Data spectroscopy: Eigenspaces of convolution operators and clustering

TL;DR

This paper introduces a theoretical framework and a new clustering algorithm, DaSpec, based on eigenvectors of data adjacency matrices, improving cluster detection especially in unbalanced and complex-shaped data.

Contribution

The paper develops population analyses for eigenvector selection in spectral clustering and introduces DaSpec, a novel algorithm that automatically determines the number of clusters and improves clustering accuracy.

Findings

DaSpec effectively handles unbalanced groups.

It recovers clusters of various shapes better than existing methods.

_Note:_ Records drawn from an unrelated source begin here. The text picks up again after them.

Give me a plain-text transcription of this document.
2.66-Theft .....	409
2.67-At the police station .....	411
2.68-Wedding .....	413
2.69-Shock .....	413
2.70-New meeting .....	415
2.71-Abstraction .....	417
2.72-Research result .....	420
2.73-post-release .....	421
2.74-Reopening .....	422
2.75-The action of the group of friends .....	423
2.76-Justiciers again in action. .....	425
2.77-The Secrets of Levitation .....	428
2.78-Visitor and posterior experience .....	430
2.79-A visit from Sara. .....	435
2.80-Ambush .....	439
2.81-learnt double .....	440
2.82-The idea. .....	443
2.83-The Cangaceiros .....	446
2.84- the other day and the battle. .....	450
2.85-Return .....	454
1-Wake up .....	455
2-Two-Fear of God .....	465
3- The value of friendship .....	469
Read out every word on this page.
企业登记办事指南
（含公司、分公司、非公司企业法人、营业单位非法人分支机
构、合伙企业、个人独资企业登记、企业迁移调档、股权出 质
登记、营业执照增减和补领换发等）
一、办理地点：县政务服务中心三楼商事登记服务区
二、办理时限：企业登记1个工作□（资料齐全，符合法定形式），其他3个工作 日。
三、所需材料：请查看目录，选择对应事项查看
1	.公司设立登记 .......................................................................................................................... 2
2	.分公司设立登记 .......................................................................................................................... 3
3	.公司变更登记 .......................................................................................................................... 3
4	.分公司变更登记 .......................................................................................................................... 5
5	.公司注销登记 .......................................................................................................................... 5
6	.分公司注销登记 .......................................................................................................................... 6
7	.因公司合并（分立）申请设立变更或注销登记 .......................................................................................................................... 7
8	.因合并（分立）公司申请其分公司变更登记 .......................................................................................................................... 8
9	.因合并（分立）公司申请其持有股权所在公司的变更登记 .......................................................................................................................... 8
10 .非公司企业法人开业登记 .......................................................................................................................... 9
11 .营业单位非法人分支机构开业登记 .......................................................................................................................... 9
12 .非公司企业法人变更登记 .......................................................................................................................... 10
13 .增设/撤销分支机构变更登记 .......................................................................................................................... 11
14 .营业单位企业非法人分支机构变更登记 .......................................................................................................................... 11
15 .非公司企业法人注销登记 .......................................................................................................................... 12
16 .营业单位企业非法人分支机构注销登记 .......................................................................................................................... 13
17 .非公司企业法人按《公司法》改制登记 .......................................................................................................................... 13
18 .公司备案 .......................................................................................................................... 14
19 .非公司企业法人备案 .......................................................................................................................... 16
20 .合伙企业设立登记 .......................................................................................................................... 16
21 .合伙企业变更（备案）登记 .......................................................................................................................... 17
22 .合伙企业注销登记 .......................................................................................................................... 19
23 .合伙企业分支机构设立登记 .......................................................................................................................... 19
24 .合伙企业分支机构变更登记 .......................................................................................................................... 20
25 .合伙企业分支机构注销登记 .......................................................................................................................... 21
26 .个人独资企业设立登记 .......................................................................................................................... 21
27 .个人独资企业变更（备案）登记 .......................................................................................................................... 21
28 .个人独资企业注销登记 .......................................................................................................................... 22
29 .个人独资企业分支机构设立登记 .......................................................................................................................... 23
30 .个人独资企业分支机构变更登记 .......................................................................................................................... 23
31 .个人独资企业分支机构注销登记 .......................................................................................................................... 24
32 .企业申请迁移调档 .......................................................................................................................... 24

Theoretical insights explain when and why spectral methods succeed or fail.

Abstract

This paper focuses on obtaining clustering information about a distribution from its i.i.d. samples. We develop theoretical results to understand and use clustering information contained in the eigenvectors of data adjacency matrices based on a radial kernel function with a sufficiently fast tail decay. In particular, we provide population analyses to gain insights into which eigenvectors should be used and when the clustering information for the distribution can be recovered from the sample. We learn that a fixed number of top eigenvectors might at the same time contain redundant clustering information and miss relevant clustering information. We use this insight to design the data spectroscopic clustering (DaSpec) algorithm that utilizes properly selected eigenvectors to determine the number of clusters automatically and to group the data accordingly. Our findings extend the intuitions underlying existing spectral techniques such as spectral clustering and Kernel Principal Components Analysis, and provide new understanding into their usability and modes of failure. Simulation studies and experiments on real-world data are conducted to show the potential of our algorithm. In particular, DaSpec is found to handle unbalanced groups and recover clusters of different shapes better than the competing methods.